Spring 2015: Meltzer Abstract

Systems We Have Loved
Eve Meltzer

Associate Professor of Visual Studies, Gallatin School
New York University

By the early 1960s, theorists such as Claude Lévi-Strauss, Jacques Lacan, Michel Foucault, and Roland Barthes had created a world ruled by signifying structures and pictured through the grids of language, information, and systems. Artists soon followed, turning to language and its related forms to devise a new, conceptual approach to making art.

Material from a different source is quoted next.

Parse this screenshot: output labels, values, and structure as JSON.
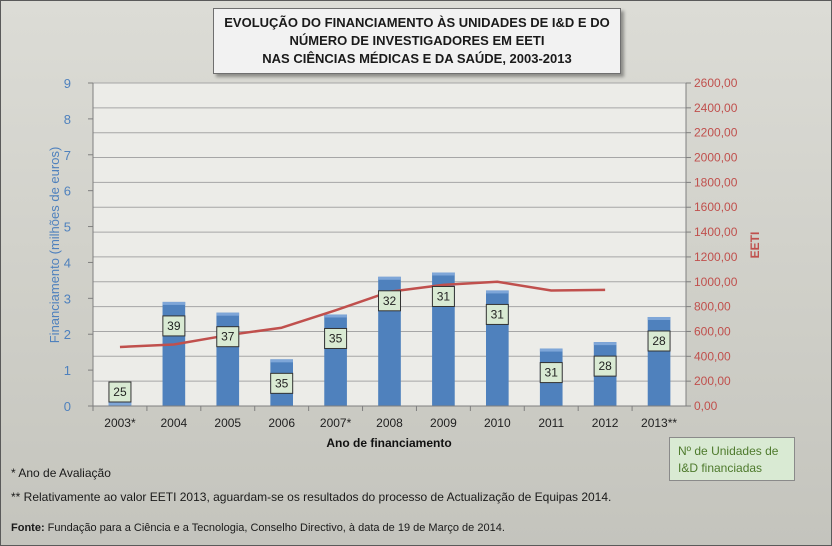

Examining the ways in which artists shared this devotion to systems of various sorts, “Systems We Have Loved”—drawn from the book of the same title—shows that even as structuralism encouraged the advent of conceptual art, it also raised intractable problems that artists were forced to process. By considering conceptualism’s aesthetic alongside structuralism’s figures and claims, this talk exposes a shared investment in antihumanism, which is significant not least because many of us who practice in the humanities have for decades partaken of this investment as well. This paper, moreover, offers a new framing for two of the most transformative movements of the twentieth century—conceptualism and structuralism—and their common dream of the world as a total sign system. By signing their name to an antihumanist worldview, artists did not so much embrace the dream as lay it bare, broach its fictions and its limitations, even as they often risked getting caught in the very systems they adopted to do so.